Still under curfew, life has yet to turn normal for those living in Kalyan Nagar, Preet Nagar and Shah Satnam Singh Nagar areas near MSG Chowk in Sirsa.

But for a family, there is a bigger turmoil inside their home. Their daughter has turned against the father and brother after becoming a “sadhvi” (disciple) at the Dera Sacha Sauda, whose head Gurmeet Ram Rahim Singh is now lodged at a Rohtak jail for raping two women disciples.

“Our father became a follower and donated his six-acre prime land to the dera as part of Gurmeet’s doctrine of “parmarth” (social service). We are two brothers and both moved to Sirsa and built our homes near the old dera. In 2004, the dera management asked me to sell my house at a throwaway price to build a mall. I refused but my daughter, who became a sadhvi at the dera, took me to court to claim her share in the property. She has been brainwashed and is not ready to reason out and turns aggressive,” said a former cameraman and reporter of the dera, now in his 50s, requesting anonymity.

His wife is still living in Sirsa with the daughter while he has moved to Mumbai last year for work. Now running a news website, he wrote a letter in 2011 to the Supreme Court, Punjab and Haryana high court and the National Human Rights Commission against the dera head.

The family stands divided by faith. His elder brother, who lives a few houses away in a three-storeyed building, is still a dera follower. The daughters of both the brothers are “sadhvis”. Both are in their early 30s and unmarried. Their two sisters turned “sadhvis” and a third got married but moved to the dera with her husband from Bathinda.

“I have a son and daughter and I am willing to give my property to both, but not under fear of the dera. She comes to court in a car owned by the dera. The lawyer is too hired by the sacha sauda management. She smashed CCTV cameras of our house and tore a poster — Aakhir sach kya hai (what is the truth) — that I had pasted outside my house against Gurmeet after he unleashed his brute force to silence me,” he said.

At their house in Shah Satnam Ji Nagar, which we reach through its many bylanes due to the curfew, his wife says the new dera is out of bounds for their daughter now after being cordoned off. “Our daughter is agitated since the day the dera head has been lodged in the jail and keeps repeating that Pitaji (as followers call him) has been framed.

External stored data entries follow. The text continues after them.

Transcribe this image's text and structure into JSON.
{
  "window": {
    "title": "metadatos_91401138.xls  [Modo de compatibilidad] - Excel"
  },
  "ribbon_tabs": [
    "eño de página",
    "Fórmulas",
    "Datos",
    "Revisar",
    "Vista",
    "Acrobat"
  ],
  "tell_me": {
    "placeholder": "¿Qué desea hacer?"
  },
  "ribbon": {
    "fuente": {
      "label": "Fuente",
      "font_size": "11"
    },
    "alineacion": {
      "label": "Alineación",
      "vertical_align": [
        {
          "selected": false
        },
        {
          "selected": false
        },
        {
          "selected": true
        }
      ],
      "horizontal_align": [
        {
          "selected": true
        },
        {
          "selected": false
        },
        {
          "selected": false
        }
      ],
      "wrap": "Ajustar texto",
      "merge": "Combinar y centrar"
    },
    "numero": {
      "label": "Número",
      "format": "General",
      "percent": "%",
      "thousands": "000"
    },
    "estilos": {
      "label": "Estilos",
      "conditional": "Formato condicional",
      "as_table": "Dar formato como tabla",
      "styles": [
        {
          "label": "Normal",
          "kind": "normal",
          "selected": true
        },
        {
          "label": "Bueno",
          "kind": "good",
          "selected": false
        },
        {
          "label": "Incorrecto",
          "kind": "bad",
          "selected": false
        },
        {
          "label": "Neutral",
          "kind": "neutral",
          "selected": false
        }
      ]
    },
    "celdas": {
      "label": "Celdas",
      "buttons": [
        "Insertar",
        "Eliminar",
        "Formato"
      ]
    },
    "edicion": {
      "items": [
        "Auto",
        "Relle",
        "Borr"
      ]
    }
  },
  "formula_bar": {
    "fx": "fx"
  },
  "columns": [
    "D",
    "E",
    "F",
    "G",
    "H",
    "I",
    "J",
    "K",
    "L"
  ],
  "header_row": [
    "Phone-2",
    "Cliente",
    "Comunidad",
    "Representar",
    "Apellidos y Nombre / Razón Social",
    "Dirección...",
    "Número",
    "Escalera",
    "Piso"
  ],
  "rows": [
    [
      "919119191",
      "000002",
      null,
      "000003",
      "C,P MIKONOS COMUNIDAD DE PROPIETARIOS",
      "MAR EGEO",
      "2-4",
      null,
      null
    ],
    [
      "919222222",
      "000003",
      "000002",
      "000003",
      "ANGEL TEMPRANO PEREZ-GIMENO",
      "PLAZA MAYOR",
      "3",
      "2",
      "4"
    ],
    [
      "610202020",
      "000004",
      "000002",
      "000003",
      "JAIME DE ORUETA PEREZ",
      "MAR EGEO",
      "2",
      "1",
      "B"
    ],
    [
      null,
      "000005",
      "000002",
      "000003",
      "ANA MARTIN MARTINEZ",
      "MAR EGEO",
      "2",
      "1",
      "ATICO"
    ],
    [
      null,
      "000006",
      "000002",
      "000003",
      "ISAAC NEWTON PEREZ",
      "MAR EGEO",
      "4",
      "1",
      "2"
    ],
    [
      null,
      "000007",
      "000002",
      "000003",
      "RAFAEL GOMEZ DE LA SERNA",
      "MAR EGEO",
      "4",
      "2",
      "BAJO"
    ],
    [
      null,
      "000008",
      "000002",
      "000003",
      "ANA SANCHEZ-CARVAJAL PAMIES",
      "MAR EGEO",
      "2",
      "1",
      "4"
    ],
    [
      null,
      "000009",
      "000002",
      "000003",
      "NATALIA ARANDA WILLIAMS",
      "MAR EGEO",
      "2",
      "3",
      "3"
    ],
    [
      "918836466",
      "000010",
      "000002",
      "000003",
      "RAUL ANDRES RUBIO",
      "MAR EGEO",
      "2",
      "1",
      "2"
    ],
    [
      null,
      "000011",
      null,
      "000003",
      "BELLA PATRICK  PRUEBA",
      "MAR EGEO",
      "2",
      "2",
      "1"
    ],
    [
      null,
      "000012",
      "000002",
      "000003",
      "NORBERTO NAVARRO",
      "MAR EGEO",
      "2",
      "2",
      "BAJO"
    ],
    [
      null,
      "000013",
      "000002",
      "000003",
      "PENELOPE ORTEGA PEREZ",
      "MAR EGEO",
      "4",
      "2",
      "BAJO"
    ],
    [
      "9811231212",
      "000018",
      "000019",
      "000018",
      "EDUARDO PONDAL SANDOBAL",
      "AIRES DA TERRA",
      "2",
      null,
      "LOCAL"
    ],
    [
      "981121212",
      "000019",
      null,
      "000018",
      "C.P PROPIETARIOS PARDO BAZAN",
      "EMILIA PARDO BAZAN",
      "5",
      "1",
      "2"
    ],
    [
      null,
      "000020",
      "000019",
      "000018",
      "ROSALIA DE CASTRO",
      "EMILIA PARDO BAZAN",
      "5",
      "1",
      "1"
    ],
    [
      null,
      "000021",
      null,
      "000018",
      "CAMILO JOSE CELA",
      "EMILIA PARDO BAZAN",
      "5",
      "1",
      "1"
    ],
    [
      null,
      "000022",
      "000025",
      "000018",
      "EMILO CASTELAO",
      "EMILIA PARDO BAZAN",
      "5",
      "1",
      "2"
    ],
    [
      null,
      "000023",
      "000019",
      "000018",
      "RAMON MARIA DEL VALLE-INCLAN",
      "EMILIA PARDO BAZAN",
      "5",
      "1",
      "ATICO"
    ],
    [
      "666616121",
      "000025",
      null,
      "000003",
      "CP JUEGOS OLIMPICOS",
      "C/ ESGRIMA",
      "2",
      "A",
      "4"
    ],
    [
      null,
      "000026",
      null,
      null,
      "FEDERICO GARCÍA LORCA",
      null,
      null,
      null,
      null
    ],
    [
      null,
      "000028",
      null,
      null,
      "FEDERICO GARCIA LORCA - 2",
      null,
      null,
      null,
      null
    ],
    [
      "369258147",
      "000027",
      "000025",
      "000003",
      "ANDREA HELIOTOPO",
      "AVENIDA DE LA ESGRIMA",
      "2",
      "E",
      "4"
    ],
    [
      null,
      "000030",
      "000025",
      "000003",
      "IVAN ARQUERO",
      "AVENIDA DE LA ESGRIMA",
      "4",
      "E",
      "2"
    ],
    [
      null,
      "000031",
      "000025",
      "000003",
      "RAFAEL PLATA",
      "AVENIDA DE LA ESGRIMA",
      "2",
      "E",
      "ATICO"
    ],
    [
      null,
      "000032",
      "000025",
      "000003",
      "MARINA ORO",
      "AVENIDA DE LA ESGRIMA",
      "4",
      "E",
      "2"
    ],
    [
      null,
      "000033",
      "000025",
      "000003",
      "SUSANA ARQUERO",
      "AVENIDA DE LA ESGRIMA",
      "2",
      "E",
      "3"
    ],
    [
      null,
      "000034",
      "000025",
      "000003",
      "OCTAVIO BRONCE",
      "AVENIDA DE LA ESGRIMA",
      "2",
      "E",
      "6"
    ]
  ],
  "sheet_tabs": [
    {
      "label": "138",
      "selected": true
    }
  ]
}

She thinks he is God and turns violent at mention of leaving the dera. We can’t leave her alone here, so my husband and son have gone to Mumbai for work. I hope she will see the truth as it is one day,” she says.

This is not the only case of “sadhvis” turning hostile against their own families. In September 2007, Sukhjit Kaur, a Bathinda resident, had moved the Punjab and Haryana high court alleging that her daughter, Suminder Kaur, a niece of Khatta Singh, a prime prosecution witness in the murder and rape cases against the dera head, was being kept in illegal custody in the dera and not being allowed to attend the “antim ardas” of her father.

Kaur had also alleged that her relatives had gone to bring Suminder back home from the dera, but were told that they would have to bring Khatta Singh to the dera first. But Suminder appeared in the court and submitted she is a major and was living in the dera headquarters of her own free will.